Microfinance
institutions urgently need to improve management and corporate
governance to cope with growing competition and a flood of capital that
threatens to erode lending standards, a think-tank warns in a report
published today.
Born of philanthropy, microfinance - making tiny
loans to the very poor - has come into vogue among commercial banks and
international investors, inspired in part by the Nobel prize-winning
Muhammad Yunus, founder of Bangladesh's Grameen Bank.
The sector
is growing quickly. The number of lenders is rising by 25 per cent a
year, and the stock of -foreign capital investment trebled to $4bn
(€2.6bn, £2bn) from 2004 to 2006, according to the survey by the Centre
for the Study of Financial Innovation.
Expansion is bringing new pressures as rivals jostle to win business and poach each other's staff.
Analysts
responding to the survey identified poor management skills and
corporate governance as the greatest risks facing the industry.
"Microfinance
institutions tend to be dominated by 'visionaries' who are strong on
charisma but less so on management skills and strategic flexibility,"
the report said.
Practitioners who responded were more worried
about well-heeled competitors. Some fear commercial entrants will
destroy the sector's social ethos. Many think a glut of capital is
fuelling irresponsible lending that will raise debt burdens and the
risk of defaults.
Others warn that developing country lenders
risk replicating the conditions of the credit boom and bust plaguing
developed economies.
Some investors said the credit crunch could
save the sector from overheating. Microfinance has in the past been
insulated from global economic trends. If it now proved more vulnerable
and the cost of capital rose, institutions would need other merits to
attract investors - which might be healthy in an overfed industry, one
respondent argued
Others thought competition would have more
beneficial effects. Microfinance institutions have traditionally
charged relatively high interest rates, reflecting the cost of
labour-intensive, small-scale lending.

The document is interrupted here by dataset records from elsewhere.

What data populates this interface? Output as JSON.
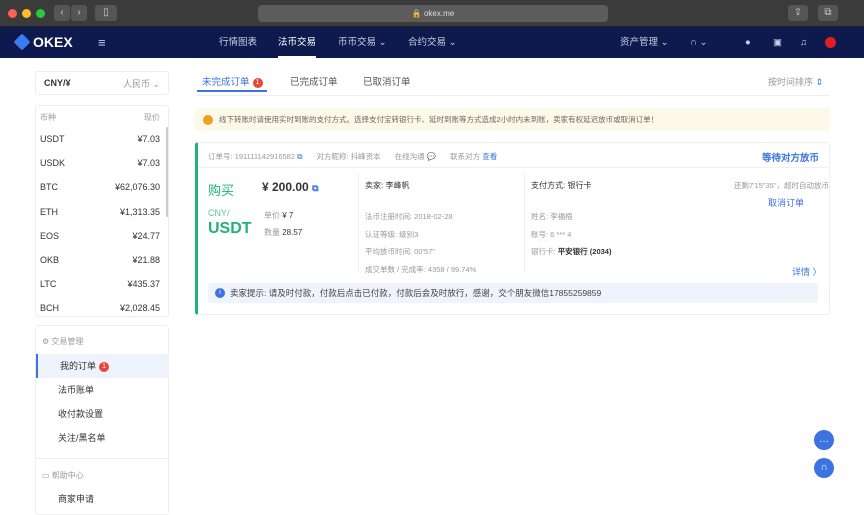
{
  "browser": {
    "url": "okex.me"
  },
  "nav": {
    "logo": "OKEX",
    "items": [
      "行情图表",
      "法币交易",
      "币币交易",
      "合约交易"
    ],
    "assets": "资产管理"
  },
  "sidebar": {
    "currency": "CNY/¥",
    "currency_hint": "人民币",
    "col_coin": "币种",
    "col_price": "现价",
    "coins": [
      {
        "name": "USDT",
        "price": "¥7.03"
      },
      {
        "name": "USDK",
        "price": "¥7.03"
      },
      {
        "name": "BTC",
        "price": "¥62,076.30"
      },
      {
        "name": "ETH",
        "price": "¥1,313.35"
      },
      {
        "name": "EOS",
        "price": "¥24.77"
      },
      {
        "name": "OKB",
        "price": "¥21.88"
      },
      {
        "name": "LTC",
        "price": "¥435.37"
      },
      {
        "name": "BCH",
        "price": "¥2,028.45"
      }
    ],
    "section_trade": "交易管理",
    "menu": [
      "我的订单",
      "法币账单",
      "收付款设置",
      "关注/黑名单"
    ],
    "order_badge": "1",
    "section_help": "帮助中心",
    "help_menu": [
      "商家申请"
    ]
  },
  "tabs": {
    "items": [
      "未完成订单",
      "已完成订单",
      "已取消订单"
    ],
    "badge": "1",
    "sort": "按时间排序"
  },
  "notice": "线下转账时请使用实时到账的支付方式。选择支付宝转银行卡、延时到账等方式造成2小时内未到账，卖家有权延迟放币或取消订单！",
  "order": {
    "id_label": "订单号:",
    "id": "191111142916582",
    "peer_label": "对方昵称:",
    "peer": "抖峰资本",
    "chat": "在线沟通",
    "contact_label": "联系对方",
    "contact_link": "查看",
    "status": "等待对方放币",
    "side": "购买",
    "amount": "¥ 200.00",
    "pair_top": "CNY/",
    "pair_bottom": "USDT",
    "unit_label": "单价",
    "unit": "¥ 7",
    "qty_label": "数量",
    "qty": "28.57",
    "seller_label": "卖家:",
    "seller": "李峰帆",
    "reg": "法币注册时间: 2018-02-28",
    "level": "认证等级: 级别3",
    "avg": "平均放币时间: 00'57\"",
    "deals": "成交单数 / 完成率: 4358 / 99.74%",
    "pay_label": "支付方式:",
    "pay": "银行卡",
    "name": "姓名: 李福梧",
    "acct": "账号: 6 *** 4",
    "bank_label": "银行卡:",
    "bank": "平安银行 (2034)",
    "countdown": "还剩7'15\"35\"，超时自动放币",
    "cancel": "取消订单",
    "details": "详情 〉",
    "tip": "卖家提示: 请及时付款，付款后点击已付款，付款后会及时放行，感谢，交个朋友微信17855259859"
  }
}
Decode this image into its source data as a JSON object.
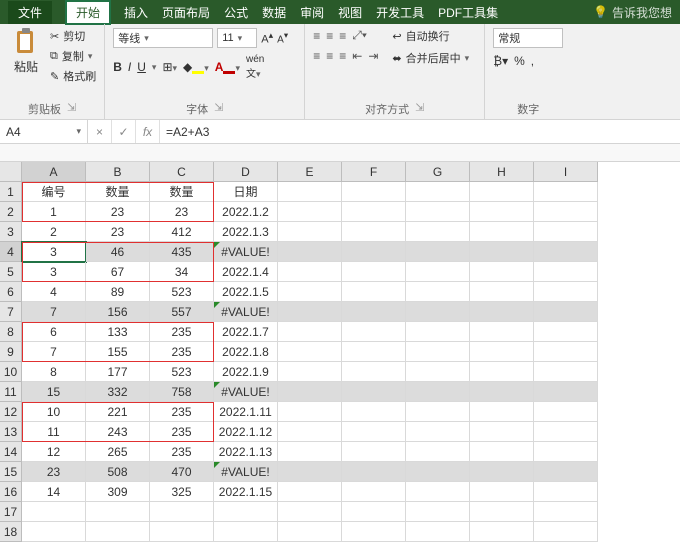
{
  "titlebar": {
    "tabs": [
      "文件",
      "开始",
      "插入",
      "页面布局",
      "公式",
      "数据",
      "审阅",
      "视图",
      "开发工具",
      "PDF工具集"
    ],
    "active": 1,
    "tell": "告诉我您想"
  },
  "ribbon": {
    "clipboard": {
      "paste": "粘贴",
      "cut": "剪切",
      "copy": "复制",
      "painter": "格式刷",
      "label": "剪贴板"
    },
    "font": {
      "name": "等线",
      "size": "11",
      "label": "字体",
      "bold": "B",
      "italic": "I",
      "underline": "U"
    },
    "align": {
      "label": "对齐方式",
      "wrap": "自动换行",
      "merge": "合并后居中"
    },
    "number": {
      "format": "常规",
      "label": "数字"
    }
  },
  "formula_bar": {
    "ref": "A4",
    "fx": "fx",
    "value": "=A2+A3"
  },
  "columns": [
    "A",
    "B",
    "C",
    "D",
    "E",
    "F",
    "G",
    "H",
    "I"
  ],
  "row_headers": [
    1,
    2,
    3,
    4,
    5,
    6,
    7,
    8,
    9,
    10,
    11,
    12,
    13,
    14,
    15,
    16,
    17,
    18
  ],
  "active_cell": "A4",
  "shaded_rows": [
    4,
    7,
    11,
    15
  ],
  "data": {
    "r1": {
      "A": "编号",
      "B": "数量",
      "C": "数量",
      "D": "日期"
    },
    "r2": {
      "A": "1",
      "B": "23",
      "C": "23",
      "D": "2022.1.2"
    },
    "r3": {
      "A": "2",
      "B": "23",
      "C": "412",
      "D": "2022.1.3"
    },
    "r4": {
      "A": "3",
      "B": "46",
      "C": "435",
      "D": "#VALUE!"
    },
    "r5": {
      "A": "3",
      "B": "67",
      "C": "34",
      "D": "2022.1.4"
    },
    "r6": {
      "A": "4",
      "B": "89",
      "C": "523",
      "D": "2022.1.5"
    },
    "r7": {
      "A": "7",
      "B": "156",
      "C": "557",
      "D": "#VALUE!"
    },
    "r8": {
      "A": "6",
      "B": "133",
      "C": "235",
      "D": "2022.1.7"
    },
    "r9": {
      "A": "7",
      "B": "155",
      "C": "235",
      "D": "2022.1.8"
    },
    "r10": {
      "A": "8",
      "B": "177",
      "C": "523",
      "D": "2022.1.9"
    },
    "r11": {
      "A": "15",
      "B": "332",
      "C": "758",
      "D": "#VALUE!"
    },
    "r12": {
      "A": "10",
      "B": "221",
      "C": "235",
      "D": "2022.1.11"
    },
    "r13": {
      "A": "11",
      "B": "243",
      "C": "235",
      "D": "2022.1.12"
    },
    "r14": {
      "A": "12",
      "B": "265",
      "C": "235",
      "D": "2022.1.13"
    },
    "r15": {
      "A": "23",
      "B": "508",
      "C": "470",
      "D": "#VALUE!"
    },
    "r16": {
      "A": "14",
      "B": "309",
      "C": "325",
      "D": "2022.1.15"
    }
  },
  "icons": {
    "bulb": "💡",
    "scissors": "✂",
    "copy": "⧉",
    "brush": "✎"
  },
  "colors": {
    "accent": "#217346",
    "fill": "#ffff00",
    "font": "#c00000"
  }
}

But since microfinance borrowers
are not always sensitive to rates, high charges might also have reduced
the urgency of keeping costs down, which practitioners view as their
second biggest risk. They can also increase the risk of a political
backlash, which one respondent described as "the dark side of Nobel
prizes".
"The facts are that commercial banks, money lenders and
consumer finance companies are taking advantage of low entry barriers .
. . bringing market forces to bear on hitherto sacrosanct lending
margins," the CSFI said.
The survey of practitioners, analysts,
investors and observers was conducted in October and November last
year, focusing on about 350 of the bigger microfinance institutions
that are seen as capable of commercial growth.